• Port labor dispute puts some items in short supply

    By: Graham Johnson

    Updated:

    SEATTLE - The effects of the labor dispute, which include slowing work at West Coast ports, could soon be felt by shoppers at McLendon Hardware.

    Some spring merchandise, like patio furniture, is stuck on cargo ships. 

    Filler material, like storage cabinets, is now placed in aisles where outdoor living items usually start appearing this time of year.

    "We're definitely seeing things trickle in a lot slower," said Director of Purchasing Jeremy Owen.

    "The further it drags out, the bigger the ripple effect will be," Owen said.

    The port slowdown is leaving ships at anchor carrying many items you'd want to buy.

    While individual consumers haven't seen many shortages yet, companies are preparing.

    Carmakers Honda and Subaru are now flying parts to American factories to keep production on schedule.

    Workers at Kinesis on Tuesday searched online to find the ship with their cargo container anchored in the Canadian Gulf Islands.

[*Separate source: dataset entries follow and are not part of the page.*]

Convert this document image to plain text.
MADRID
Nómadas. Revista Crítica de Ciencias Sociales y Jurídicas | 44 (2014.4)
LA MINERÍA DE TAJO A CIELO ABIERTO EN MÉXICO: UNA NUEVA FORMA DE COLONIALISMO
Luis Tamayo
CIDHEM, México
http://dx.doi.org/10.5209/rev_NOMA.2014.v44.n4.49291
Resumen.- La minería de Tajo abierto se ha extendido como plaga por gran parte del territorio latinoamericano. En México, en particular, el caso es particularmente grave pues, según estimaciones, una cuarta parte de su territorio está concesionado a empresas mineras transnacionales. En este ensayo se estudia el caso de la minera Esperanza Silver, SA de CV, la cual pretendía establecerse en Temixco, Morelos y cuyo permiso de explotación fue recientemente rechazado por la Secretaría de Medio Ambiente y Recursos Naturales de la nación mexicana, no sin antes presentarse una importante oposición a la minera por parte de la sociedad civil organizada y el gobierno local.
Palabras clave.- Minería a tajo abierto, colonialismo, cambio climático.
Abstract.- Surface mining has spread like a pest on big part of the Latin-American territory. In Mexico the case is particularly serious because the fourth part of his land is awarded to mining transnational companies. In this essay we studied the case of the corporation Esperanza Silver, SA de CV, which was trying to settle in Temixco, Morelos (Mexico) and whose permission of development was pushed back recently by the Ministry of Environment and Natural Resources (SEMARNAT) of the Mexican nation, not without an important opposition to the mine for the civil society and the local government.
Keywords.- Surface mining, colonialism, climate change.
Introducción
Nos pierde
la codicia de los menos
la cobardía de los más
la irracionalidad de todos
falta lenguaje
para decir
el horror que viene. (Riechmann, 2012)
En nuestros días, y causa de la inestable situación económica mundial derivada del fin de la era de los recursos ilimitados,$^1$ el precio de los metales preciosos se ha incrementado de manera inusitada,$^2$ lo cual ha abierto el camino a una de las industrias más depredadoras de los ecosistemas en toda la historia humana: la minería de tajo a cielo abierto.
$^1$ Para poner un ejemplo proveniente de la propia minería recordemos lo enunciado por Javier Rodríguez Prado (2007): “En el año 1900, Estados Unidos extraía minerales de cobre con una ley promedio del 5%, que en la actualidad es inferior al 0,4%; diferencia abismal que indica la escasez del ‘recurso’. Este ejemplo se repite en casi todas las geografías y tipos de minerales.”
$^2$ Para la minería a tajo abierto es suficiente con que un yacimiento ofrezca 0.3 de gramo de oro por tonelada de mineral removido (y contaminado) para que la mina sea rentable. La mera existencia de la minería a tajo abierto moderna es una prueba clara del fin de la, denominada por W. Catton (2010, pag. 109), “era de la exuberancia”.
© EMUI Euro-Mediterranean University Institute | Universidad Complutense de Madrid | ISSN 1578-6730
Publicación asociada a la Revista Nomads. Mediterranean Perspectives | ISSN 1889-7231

    The small Bothell company makes top-end ergonomic keyboards.

    President Will Hargreaves pointed to a small pile of boxes showing what's left in stock of his most popular product.

    "We're currently rationing what we have but that won't last for long," Hargreaves said. "When a dealer wants to buy 20, we say, 'Can you get by with 5?'"

    Hargreaves has diverted some accessories to air transport, which can cost three to five times more than ocean shipping.

    ​"If this becomes a permanent problem, we'll probably have to raise our prices," Hargeaves said.